Don't forget about RETURNING *
!
Write a query that deletes the Dune book that you just added.
Alright, if all your tests are passing for the basic queries, let's now try our hand at some of the more advanced things we can do with SQL.
Write are query that returns just the number of books in the table. The expected JS output from this query should be
{ count: 8 }
There's a special SQL function that does just that, can you find it?
Write a query that returns all columns on all books that have either 250+ pages, or have is_movie
set to true
.
Write a query that returns all columns on all books that have more than 150 pages, but also less than 300.
Write a query that returns all columns on all books on the table, but returns them in the order of shortest to longest.
Note: While you can order the rows array with JS, please don't. This is something SQL can do really quickly, and it will keep your code complexity down.
write a query that returns all the columns on the one book in the DB that has the most pages.
Note: Again, while you can query for all the books, and then use JS to find the longest, please don't. That's called "over fetching" from the DB, we don't need all the books, just one!
Write a query that returns only the title and is_movie
columns, but with a twist. Instead of the ugly is_movie
name, lets alias it in the query to be called Already Filmed
.
Write a query that returns only the count of each genre of book in the table. So the final JS output on the started data would be:
[
{ genre: 'Fantasy', count: '3' },
{ genre: 'Classic', count: '3' },
{ genre: 'Sci Fi', count: '2' },
]
Hint: There's a cool SQL function called GROUP BY
. It would be wise to look it up, ok?
Ok, so if you've gotten everything done with the other tests, you should experiment with the dynamic queries. Run the queries by doing npm run dynamic
.
So, you may be thinking "Dynamic queries are easy, I'll just interpolate in the data!" But, that line of thinking has cost companies literally billions of dollars. Why? Because of SQL injection attacks.

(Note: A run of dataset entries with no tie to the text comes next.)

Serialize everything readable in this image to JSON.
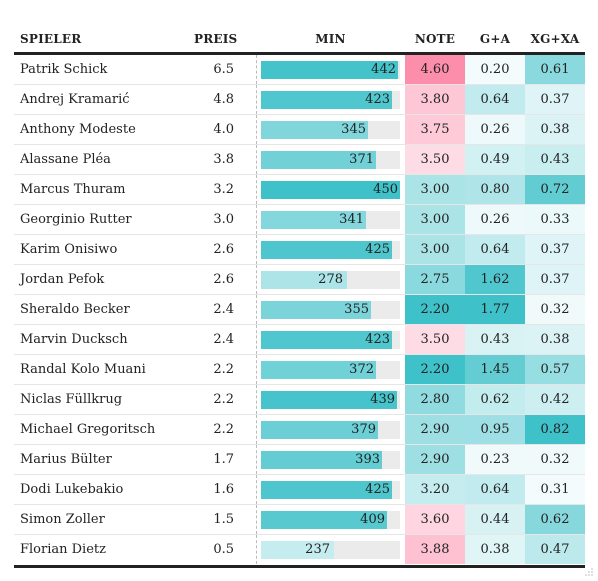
{
  "chart_data": {
    "type": "table",
    "columns": [
      "SPIELER",
      "PREIS",
      "MIN",
      "NOTE",
      "G+A",
      "XG+XA"
    ],
    "min_max": 450,
    "rows": [
      {
        "spieler": "Patrik Schick",
        "preis": "6.5",
        "min": 442,
        "note": "4.60",
        "ga": "0.20",
        "xgxa": "0.61"
      },
      {
        "spieler": "Andrej Kramarić",
        "preis": "4.8",
        "min": 423,
        "note": "3.80",
        "ga": "0.64",
        "xgxa": "0.37"
      },
      {
        "spieler": "Anthony Modeste",
        "preis": "4.0",
        "min": 345,
        "note": "3.75",
        "ga": "0.26",
        "xgxa": "0.38"
      },
      {
        "spieler": "Alassane Pléa",
        "preis": "3.8",
        "min": 371,
        "note": "3.50",
        "ga": "0.49",
        "xgxa": "0.43"
      },
      {
        "spieler": "Marcus Thuram",
        "preis": "3.2",
        "min": 450,
        "note": "3.00",
        "ga": "0.80",
        "xgxa": "0.72"
      },
      {
        "spieler": "Georginio Rutter",
        "preis": "3.0",
        "min": 341,
        "note": "3.00",
        "ga": "0.26",
        "xgxa": "0.33"
      },
      {
        "spieler": "Karim Onisiwo",
        "preis": "2.6",
        "min": 425,
        "note": "3.00",
        "ga": "0.64",
        "xgxa": "0.37"
      },
      {
        "spieler": "Jordan Pefok",
        "preis": "2.6",
        "min": 278,
        "note": "2.75",
        "ga": "1.62",
        "xgxa": "0.37"
      },
      {
        "spieler": "Sheraldo Becker",
        "preis": "2.4",
        "min": 355,
        "note": "2.20",
        "ga": "1.77",
        "xgxa": "0.32"
      },
      {
        "spieler": "Marvin Ducksch",
        "preis": "2.4",
        "min": 423,
        "note": "3.50",
        "ga": "0.43",
        "xgxa": "0.38"
      },
      {
        "spieler": "Randal Kolo Muani",
        "preis": "2.2",
        "min": 372,
        "note": "2.20",
        "ga": "1.45",
        "xgxa": "0.57"
      },
      {
        "spieler": "Niclas Füllkrug",
        "preis": "2.2",
        "min": 439,
        "note": "2.80",
        "ga": "0.62",
        "xgxa": "0.42"
      },
      {
        "spieler": "Michael Gregoritsch",
        "preis": "2.2",
        "min": 379,
        "note": "2.90",
        "ga": "0.95",
        "xgxa": "0.82"
      },
      {
        "spieler": "Marius Bülter",
        "preis": "1.7",
        "min": 393,
        "note": "2.90",
        "ga": "0.23",
        "xgxa": "0.32"
      },
      {
        "spieler": "Dodi Lukebakio",
        "preis": "1.6",
        "min": 425,
        "note": "3.20",
        "ga": "0.64",
        "xgxa": "0.31"
      },
      {
        "spieler": "Simon Zoller",
        "preis": "1.5",
        "min": 409,
        "note": "3.60",
        "ga": "0.44",
        "xgxa": "0.62"
      },
      {
        "spieler": "Florian Dietz",
        "preis": "0.5",
        "min": 237,
        "note": "3.88",
        "ga": "0.38",
        "xgxa": "0.47"
      }
    ]
  },
  "colors": {
    "teal": "#3fc1c9",
    "pink": "#fc8eac",
    "bar_track": "#ebebeb"
  }
}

See, you can run more than one query at a time in SQL, you just separate them out with the ;
. However, this means that people can "inject" unwanted code into our queries. Look at the dangerous query:
const id = `1; UPDATE books SET title = 'HAHAHACKED'`;
const query = `SELECT * FROM books WHERE id = ${id};`;
await knex.raw(query);
const { rows } = await knex.raw('SELECT id, title FROM books');
console.log('Hacked output', rows);
That 1; UPDATE...
is totally valid SQL. But, obviously that's not what we want! When we look at the output, suddenly every title in our table has been incorrectly set. This example is mild, someone could also just destroy your entire DB by DROP
ing all the tables.
(Relevant xkcd comic)
That's why all SQL adapters like knex have a way of "escaping" the input data with their queries. "Escaping" means the SQL keywords no longer have any syntactic power, they just become strings. With knex
the way we do this is:
const safeDynamicQuery = async (id) => {
const query = `SELECT * FROM books WHERE id = ?;`;
const { rows } = await knex.raw(query, [id]);
console.log('Fancy output', rows);
return rows;
};
That ?
is a stand in value for our data. Which we pass in via an ordered array. If we have more than one piece of data, then you just pass them all along into the array
const multipleDynamicParamsQuery = async (pages, isMovie) => {
const query = `SELECT * FROM books WHERE pages > ? AND is_movie = ?;`;
const { rows } = await knex.raw(query, [pages, isMovie]);
console.log('Multiple Dynamic Query', rows);
return rows;
};
You might also see queries using $1
, $2
... instead. It depends on the SQL implementation. But ?
works for knex
across the board.
This kind of dynamic query is obviously extremely useful. And knex
can do much more than just raw
queries like this. But for now, practice using dynamic queries by writing some of your own. Can you create any new versions of the basic and advanced queries that use parameters?